One of his friends beat me to the reply button: "How is that a good thing?"
I remember having, a couple of years ago, a mind-blowing/eye-opening conversation with one of my most "progressive" friends about ethics. I kept trying to get him to review his own behavior, to evaluate his choices, etc. He kept trying to ask me "What about the poor?--what are you doing for the poor?" Then I asked him, "So, you think voting Democrat is an ethical act?" "Yes!," he finally proclaimed.
That completely stupefied me. His notion of ethical responsibility had become entirely impersonal (unless you count trudging to the voting booth as "personal"). Justice, for him, happened entirely at a collective/social level. Societies were just or unjust, but he wasn't interested in justice at a personal level.

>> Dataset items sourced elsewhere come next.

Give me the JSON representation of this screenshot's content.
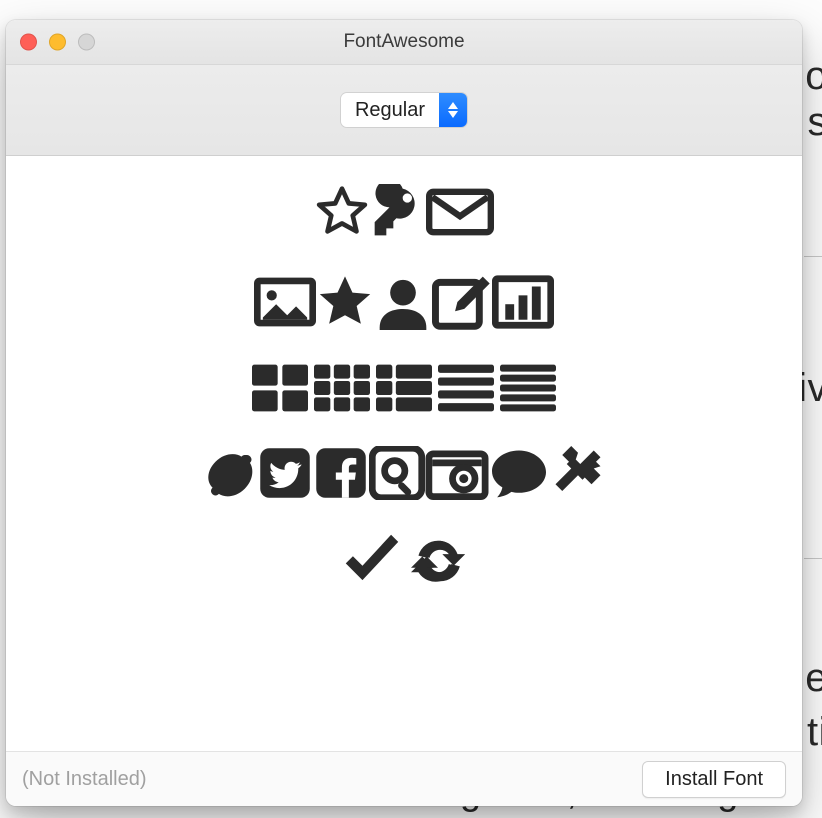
{
  "window": {
    "title": "FontAwesome",
    "style_selected": "Regular",
    "status": "(Not Installed)",
    "install_label": "Install Font"
  },
  "preview_rows": [
    [
      "star-outline",
      "key",
      "envelope"
    ],
    [
      "picture",
      "star-solid",
      "user",
      "edit-square",
      "bar-chart"
    ],
    [
      "th-large",
      "th",
      "th-list",
      "list-lines",
      "list-justified"
    ],
    [
      "lemon",
      "twitter-square",
      "facebook-square",
      "search-square",
      "camera-square",
      "comment",
      "tools"
    ],
    [
      "check",
      "refresh"
    ]
  ],
  "background_fragments": {
    "t1": "o",
    "t2": "s",
    "t3": "iv",
    "t4": "e",
    "t5": "ti",
    "bottom": "was an amazing idea, but things"
  }
}
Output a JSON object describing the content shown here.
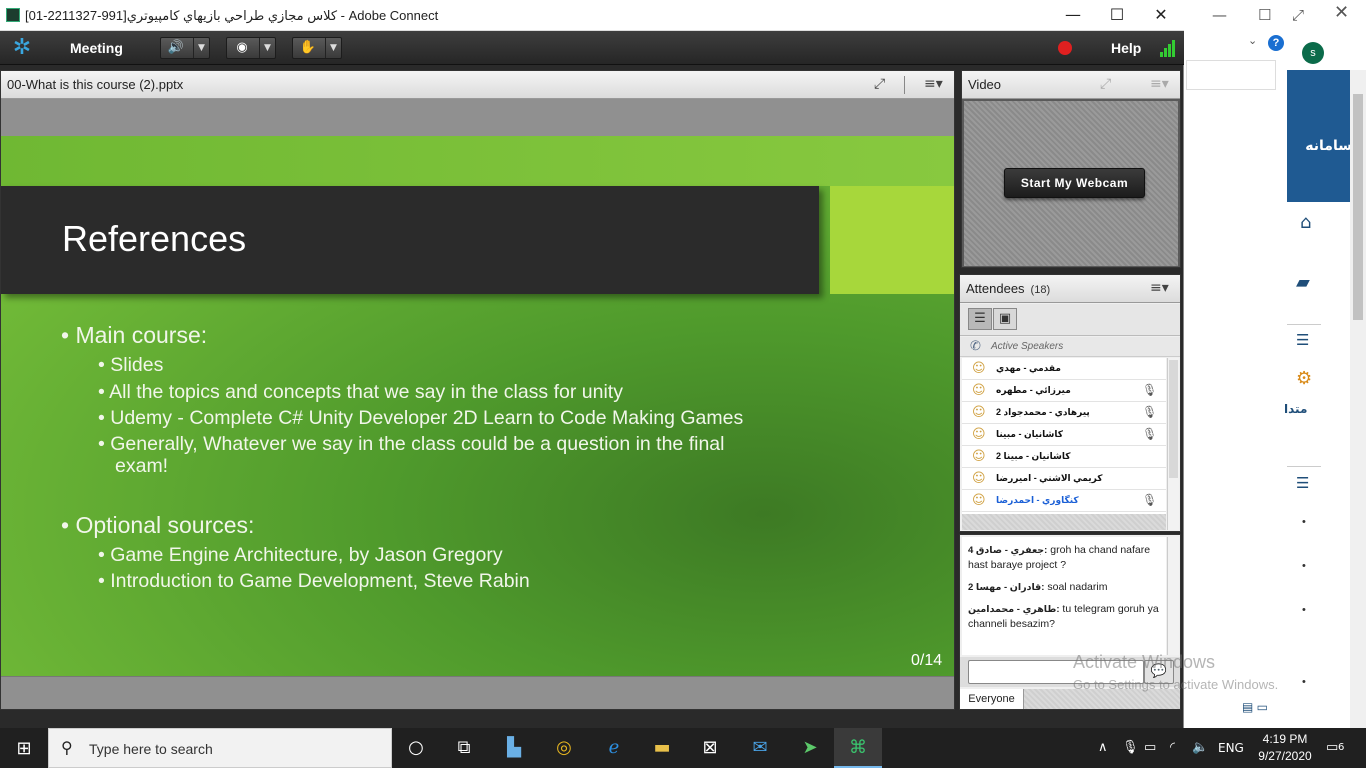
{
  "window": {
    "title": "كلاس مجازي طراحي بازيهاي كامپيوتري[991-2211327-01] - Adobe Connect",
    "min": "—",
    "max": "☐",
    "close": "✕"
  },
  "menubar": {
    "meeting": "Meeting",
    "help": "Help",
    "recording_color": "#e02020"
  },
  "share_pod": {
    "title": "00-What is this course (2).pptx"
  },
  "slide": {
    "title": "References",
    "sections": [
      {
        "heading": "Main course:",
        "items": [
          "Slides",
          "All the topics and concepts that we say in the class for unity",
          "Udemy - Complete C# Unity Developer 2D Learn to Code Making Games",
          "Generally, Whatever we say in the class could be a question in the final exam!"
        ]
      },
      {
        "heading": "Optional sources:",
        "items": [
          "Game Engine Architecture, by Jason Gregory",
          "Introduction to Game Development, Steve Rabin"
        ]
      }
    ],
    "page": "0/14",
    "colors": {
      "title_bg": "#2b2b2b",
      "accent": "#a7d73b",
      "background": "#5ea832"
    }
  },
  "video_pod": {
    "title": "Video",
    "webcam_button": "Start My Webcam"
  },
  "attendees_pod": {
    "title": "Attendees",
    "count": "(18)",
    "active_speakers_label": "Active Speakers",
    "attendees": [
      {
        "name": "مقدمي - مهدي",
        "mic": false,
        "highlight": false
      },
      {
        "name": "ميرزائي - مطهره",
        "mic": true,
        "highlight": false
      },
      {
        "name": "پيرهادي - محمدجواد 2",
        "mic": true,
        "highlight": false
      },
      {
        "name": "كاشانيان - مبينا",
        "mic": true,
        "highlight": false
      },
      {
        "name": "كاشانيان - مبينا 2",
        "mic": false,
        "highlight": false
      },
      {
        "name": "كريمي الاشني - اميررضا",
        "mic": false,
        "highlight": false
      },
      {
        "name": "كنگاوري - احمدرضا",
        "mic": true,
        "highlight": true
      }
    ]
  },
  "chat_pod": {
    "messages": [
      {
        "sender": "جعفري - صادق 4:",
        "text": "groh ha chand nafare hast baraye project ?"
      },
      {
        "sender": "قادران - مهسا 2:",
        "text": "soal nadarim"
      },
      {
        "sender": "طاهري - محمدامين:",
        "text": "tu telegram goruh ya channeli besazim?"
      }
    ],
    "input_value": "",
    "tab": "Everyone"
  },
  "background_window": {
    "profile_initial": "s",
    "help_label": "?",
    "banner_text": "سامانه",
    "menu_label": "متدا"
  },
  "watermark": {
    "line1": "Activate Windows",
    "line2": "Go to Settings to activate Windows."
  },
  "taskbar": {
    "search_placeholder": "Type here to search",
    "language": "ENG",
    "time": "4:19 PM",
    "date": "9/27/2020",
    "notifications": "6"
  }
}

I couldn't find any of the specific articles that I've encountered lately -- but trust me, they're out there -- articles that begin by saying things like, "Now that America has turned its focus from self-interest to collective responsibility...." I'm disturbed by this rhetorical trend. I'm not sure if it's occurring more or if I'm simply noticing it more; in either case, I don't like it. Inherent in that kind of syntax is a removal of ethical responsibilities from individuals and to abstractions like "government."

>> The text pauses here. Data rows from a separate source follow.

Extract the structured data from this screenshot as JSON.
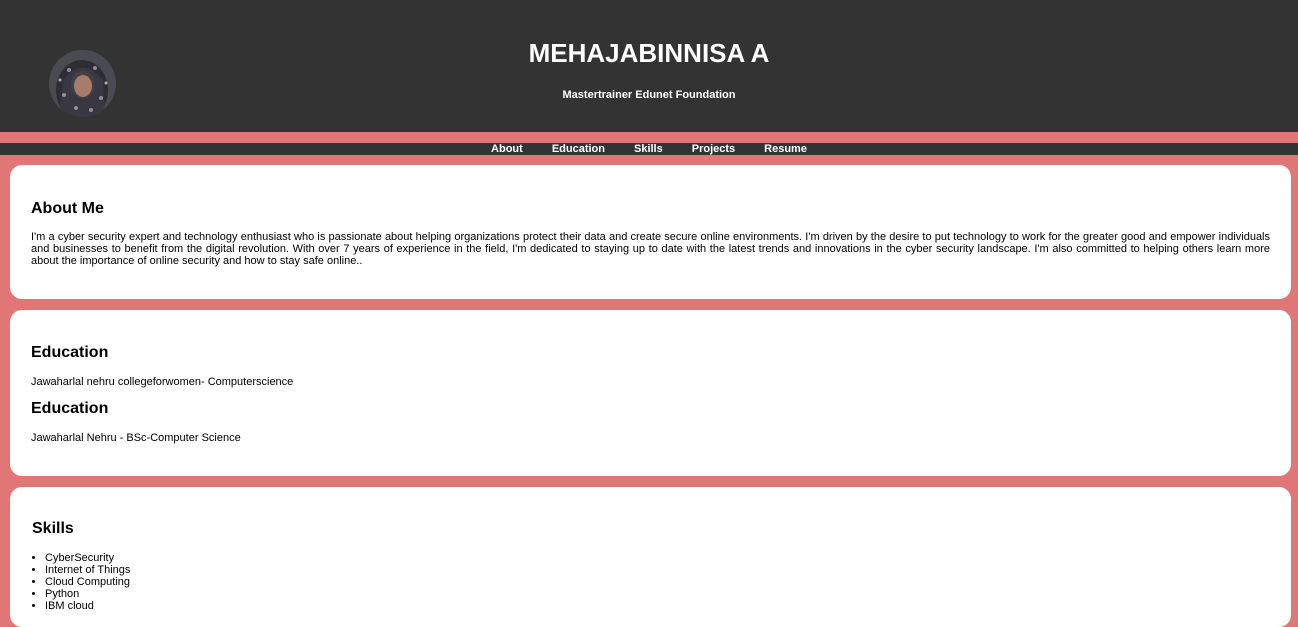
{
  "header": {
    "name": "MEHAJABINNISA A",
    "subtitle": "Mastertrainer Edunet Foundation",
    "avatar_icon": "profile-photo"
  },
  "nav": {
    "items": [
      {
        "label": "About"
      },
      {
        "label": "Education"
      },
      {
        "label": "Skills"
      },
      {
        "label": "Projects"
      },
      {
        "label": "Resume"
      }
    ]
  },
  "about": {
    "heading": "About Me",
    "text": "I'm a cyber security expert and technology enthusiast who is passionate about helping organizations protect their data and create secure online environments. I'm driven by the desire to put technology to work for the greater good and empower individuals and businesses to benefit from the digital revolution. With over 7 years of experience in the field, I'm dedicated to staying up to date with the latest trends and innovations in the cyber security landscape. I'm also committed to helping others learn more about the importance of online security and how to stay safe online.."
  },
  "education": {
    "entries": [
      {
        "heading": "Education",
        "text": "Jawaharlal nehru collegeforwomen- Computerscience"
      },
      {
        "heading": "Education",
        "text": "Jawaharlal Nehru - BSc-Computer Science"
      }
    ]
  },
  "skills": {
    "heading": "Skills",
    "items": [
      "CyberSecurity",
      "Internet of Things",
      "Cloud Computing",
      "Python",
      "IBM cloud"
    ]
  },
  "colors": {
    "header_bg": "#333333",
    "page_bg": "#e07776",
    "card_bg": "#ffffff"
  }
}
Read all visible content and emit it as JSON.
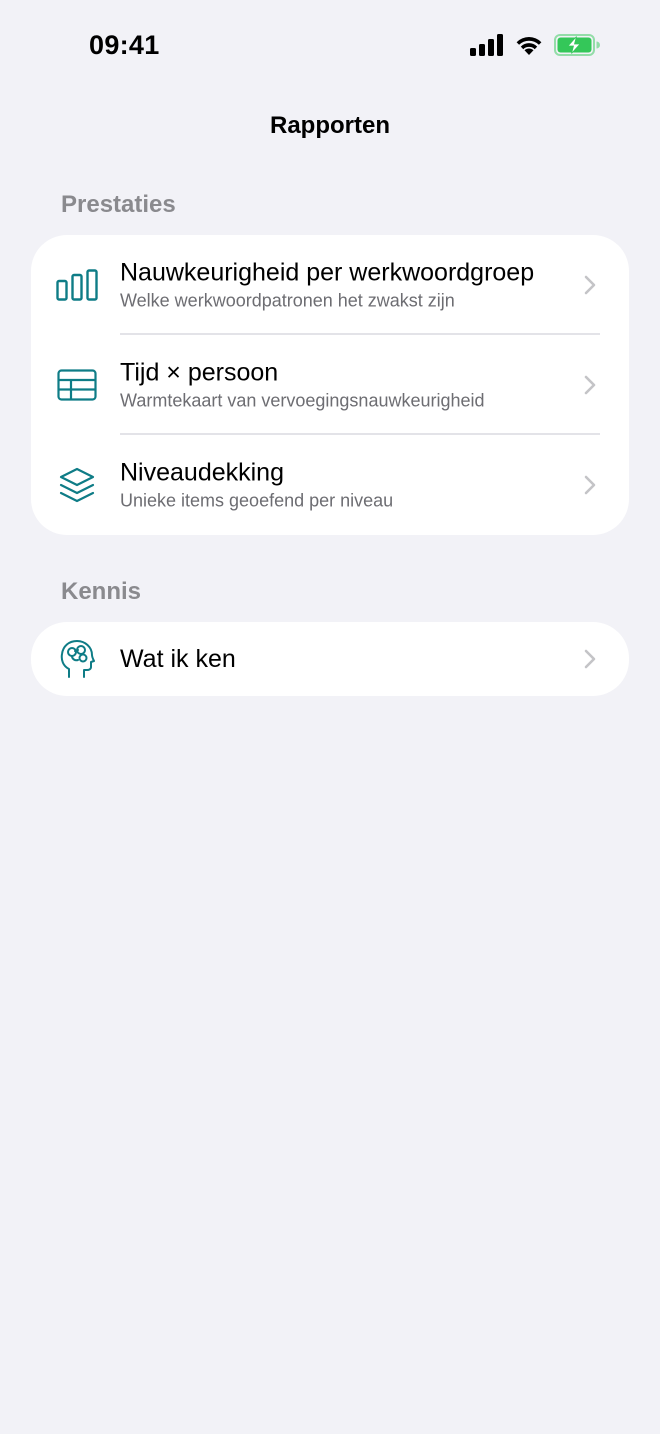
{
  "status_bar": {
    "time": "09:41",
    "icons": [
      "cellular-signal-icon",
      "wifi-icon",
      "battery-charging-icon"
    ],
    "battery_color": "#34C759"
  },
  "nav": {
    "title": "Rapporten"
  },
  "accent_color": "#0E7C86",
  "sections": [
    {
      "header": "Prestaties",
      "items": [
        {
          "icon": "bar-chart-icon",
          "title": "Nauwkeurigheid per werkwoordgroep",
          "subtitle": "Welke werkwoordpatronen het zwakst zijn"
        },
        {
          "icon": "table-grid-icon",
          "title": "Tijd × persoon",
          "subtitle": "Warmtekaart van vervoegingsnauwkeurigheid"
        },
        {
          "icon": "layers-icon",
          "title": "Niveaudekking",
          "subtitle": "Unieke items geoefend per niveau"
        }
      ]
    },
    {
      "header": "Kennis",
      "items": [
        {
          "icon": "brain-head-icon",
          "title": "Wat ik ken"
        }
      ]
    }
  ]
}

A different friend, a struggling wedding-photographer and part-time Buddhist who lives with his parents, posted this status update yesterday on Facebook: "[J- B-] opposes social control." I clicked the "like" button. As Scottish folk singer Donovan once sang (in one of the great songs of the 20th century), "Freedom is a word I rarely use without thinkin'." I'm thinking now. And I'm talking about Freedom. I feel like I live with a generation of scholars who has no emotional investment in that notion -- and the Devil always attacks where lukewarmism reigns. Now, go: write me a 250 word essay on what Freedom means to you.
No, wait. Here's a list of things I do wrong:
- I smile and say "Yeah, ok," and then don't follow through.

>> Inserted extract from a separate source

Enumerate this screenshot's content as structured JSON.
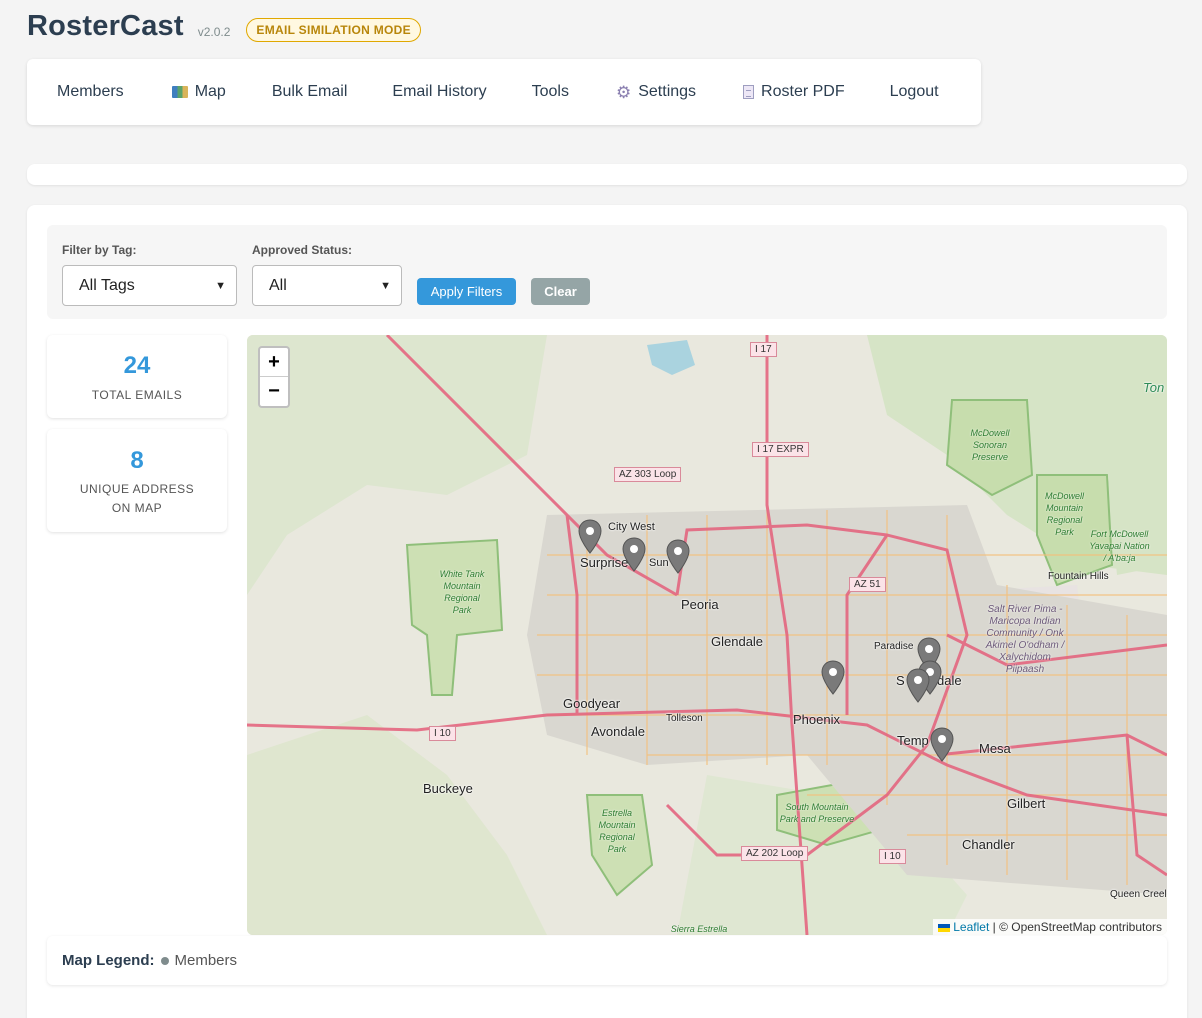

- With people who have power over me, I say what they want to hear; with people who don't have power of me, I speak too bluntly.
- I don't do enough of my (pregnant) wife's errands.
- I lie by omitting to mention my lustful thoughts.
- I'm afraid of so much, so afraid.
- I half-ass it most days.
- I am not fulfilling my academic potential.
- I eat much more than I need.
- I have closed my mind to certain ways of living.
- My e-passwords are relatively easy to guess.
- I never send birthday cards, even to my mom.
- I teach my students things they're not ready for yet.
- I argue just to have something to do.
Although this is nowhere near a comprehensive list, it is representative of the kinds of list I wish more academics would start generating in response to the recent surge in "ethics-scholarship." I think it would make the world better than the kind of discourse that focuses on vague abstractions about "others" and "social responsibility" and "collective notions of--."
In other words: I believe that Ethics that has to do with reforming the Self could change the world; and that Ethics that has to do with "collective, social notions of responsibility" can change the world... but not the way you'd want to see it changed. The kingdom of G-d is not out there*, is not over here; it is inside, friends. Explore thyself, Soto! All of the wisdom of all ages points in that direction. All of the folly points outward.
N.B. -- I realize, of course, the dreadful irony at the center of this post: in asking other academics to look inward, I fail to set an example for them. Callooh! Callay!